A trial court properly renders summary judgment when the moving party meets two burdens: to establish there are no genuine material issues of fact which would require a trial on the merits; and to show.it is entitled to judgment as a matter of law. Tex.R.Civ.P. 166a(e);
Nixon v. Mr. Property Management Co.,
Appellant’s third amended petition charged that Time, through Melchor, made misrepresentations concerning her health insurance coverage over a period of time. She claimed she understood she and her son were covered by a Time health insurance policy, and only became aware that she lacked coverage in March, 1983, after she hospitalized her son, whom, she then learned, suffered from a terminal brain disorder. After appellant made a second application, Time denied coverage for her son. It is undisputed that appellant first applied and paid an initial premium for health insurance on January 10, 1983 but that Melchor failed to forward the application and accompanying premium to Time, although he did give her a conditional receipt. The record does not contain a copy of appellant’s application, but the conditional receipt, dated January 10, 1983, provided that insurance coverage could “become effective prior to policy delivery” on satisfaction of three conditions:
1.The Proposed Insured(s) must be, on the Effective Date as hereafter defined, a risk acceptable to the Company under its rules, standards and practices for the exact policy and premium applied for, without any modification.
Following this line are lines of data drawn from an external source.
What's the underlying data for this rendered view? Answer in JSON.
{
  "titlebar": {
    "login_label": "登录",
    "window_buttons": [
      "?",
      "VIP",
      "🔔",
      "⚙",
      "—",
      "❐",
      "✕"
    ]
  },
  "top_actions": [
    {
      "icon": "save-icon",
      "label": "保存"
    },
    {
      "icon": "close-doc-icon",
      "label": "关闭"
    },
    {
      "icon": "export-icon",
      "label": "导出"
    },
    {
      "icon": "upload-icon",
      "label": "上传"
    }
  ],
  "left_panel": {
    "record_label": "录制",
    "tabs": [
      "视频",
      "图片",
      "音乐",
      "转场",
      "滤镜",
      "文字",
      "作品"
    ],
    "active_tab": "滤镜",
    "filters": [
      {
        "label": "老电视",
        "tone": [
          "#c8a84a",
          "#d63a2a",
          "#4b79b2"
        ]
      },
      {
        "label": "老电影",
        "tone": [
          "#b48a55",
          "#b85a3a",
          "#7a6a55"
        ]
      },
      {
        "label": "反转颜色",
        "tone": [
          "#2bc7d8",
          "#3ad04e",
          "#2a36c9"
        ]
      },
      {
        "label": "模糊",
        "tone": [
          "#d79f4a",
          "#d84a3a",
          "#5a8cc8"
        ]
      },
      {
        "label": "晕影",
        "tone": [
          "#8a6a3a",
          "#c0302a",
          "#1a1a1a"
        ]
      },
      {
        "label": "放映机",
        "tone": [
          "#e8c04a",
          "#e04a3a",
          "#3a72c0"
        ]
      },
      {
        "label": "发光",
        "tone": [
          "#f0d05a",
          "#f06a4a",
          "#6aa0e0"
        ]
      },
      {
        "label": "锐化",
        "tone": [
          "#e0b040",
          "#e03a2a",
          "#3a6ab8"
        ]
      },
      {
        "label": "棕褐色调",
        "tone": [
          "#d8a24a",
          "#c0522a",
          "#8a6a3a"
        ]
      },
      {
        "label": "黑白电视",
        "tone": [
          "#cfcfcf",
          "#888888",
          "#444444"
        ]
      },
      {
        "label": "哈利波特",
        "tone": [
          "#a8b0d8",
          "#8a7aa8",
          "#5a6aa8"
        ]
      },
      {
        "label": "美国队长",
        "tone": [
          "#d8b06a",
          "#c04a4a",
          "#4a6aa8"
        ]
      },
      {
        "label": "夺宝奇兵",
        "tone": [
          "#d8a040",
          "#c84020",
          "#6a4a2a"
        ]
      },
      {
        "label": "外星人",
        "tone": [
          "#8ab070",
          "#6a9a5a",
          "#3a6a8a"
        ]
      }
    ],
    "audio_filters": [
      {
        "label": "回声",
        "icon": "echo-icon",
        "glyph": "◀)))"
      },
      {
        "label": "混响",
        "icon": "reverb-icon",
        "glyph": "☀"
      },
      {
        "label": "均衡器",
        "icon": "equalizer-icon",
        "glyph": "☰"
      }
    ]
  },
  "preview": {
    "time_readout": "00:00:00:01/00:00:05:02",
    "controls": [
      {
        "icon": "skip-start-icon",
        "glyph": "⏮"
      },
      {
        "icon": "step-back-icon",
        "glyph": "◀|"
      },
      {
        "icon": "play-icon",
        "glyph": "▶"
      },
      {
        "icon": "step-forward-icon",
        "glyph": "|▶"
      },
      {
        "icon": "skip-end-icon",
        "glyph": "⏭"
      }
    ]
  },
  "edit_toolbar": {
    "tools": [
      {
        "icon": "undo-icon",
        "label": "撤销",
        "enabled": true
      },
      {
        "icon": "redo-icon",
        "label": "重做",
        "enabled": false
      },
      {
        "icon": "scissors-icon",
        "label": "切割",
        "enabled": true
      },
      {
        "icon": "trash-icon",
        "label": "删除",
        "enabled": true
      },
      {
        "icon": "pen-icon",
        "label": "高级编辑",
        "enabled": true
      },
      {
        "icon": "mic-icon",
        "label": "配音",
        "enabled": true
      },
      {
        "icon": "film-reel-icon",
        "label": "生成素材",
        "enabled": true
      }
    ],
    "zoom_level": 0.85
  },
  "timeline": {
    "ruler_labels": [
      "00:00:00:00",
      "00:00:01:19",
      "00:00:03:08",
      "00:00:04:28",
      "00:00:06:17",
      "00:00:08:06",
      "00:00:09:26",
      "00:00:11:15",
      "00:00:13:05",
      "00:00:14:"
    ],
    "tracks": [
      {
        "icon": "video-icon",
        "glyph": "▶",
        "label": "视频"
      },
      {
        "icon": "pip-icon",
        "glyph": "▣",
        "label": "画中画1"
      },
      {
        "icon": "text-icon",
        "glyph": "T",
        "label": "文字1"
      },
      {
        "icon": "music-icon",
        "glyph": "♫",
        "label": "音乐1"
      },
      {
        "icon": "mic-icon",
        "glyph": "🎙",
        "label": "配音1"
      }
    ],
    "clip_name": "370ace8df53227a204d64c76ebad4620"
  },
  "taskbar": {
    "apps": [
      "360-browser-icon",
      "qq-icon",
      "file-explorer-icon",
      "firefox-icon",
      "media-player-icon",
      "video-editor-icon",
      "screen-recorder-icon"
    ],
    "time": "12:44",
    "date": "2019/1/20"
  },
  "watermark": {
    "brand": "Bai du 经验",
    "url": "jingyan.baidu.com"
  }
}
2. The amount of the payment taken with the application must be equal to the amount of the full first premium according to the mode of premium payment selected.
3. The policy is issued exactly as applied for within 60 days from the date of the application.
If each and every one of the above conditions shall have been fulfilled, then insurance as provided by the terms .and conditions of the policy applied for will become effective, prior to policy delivery.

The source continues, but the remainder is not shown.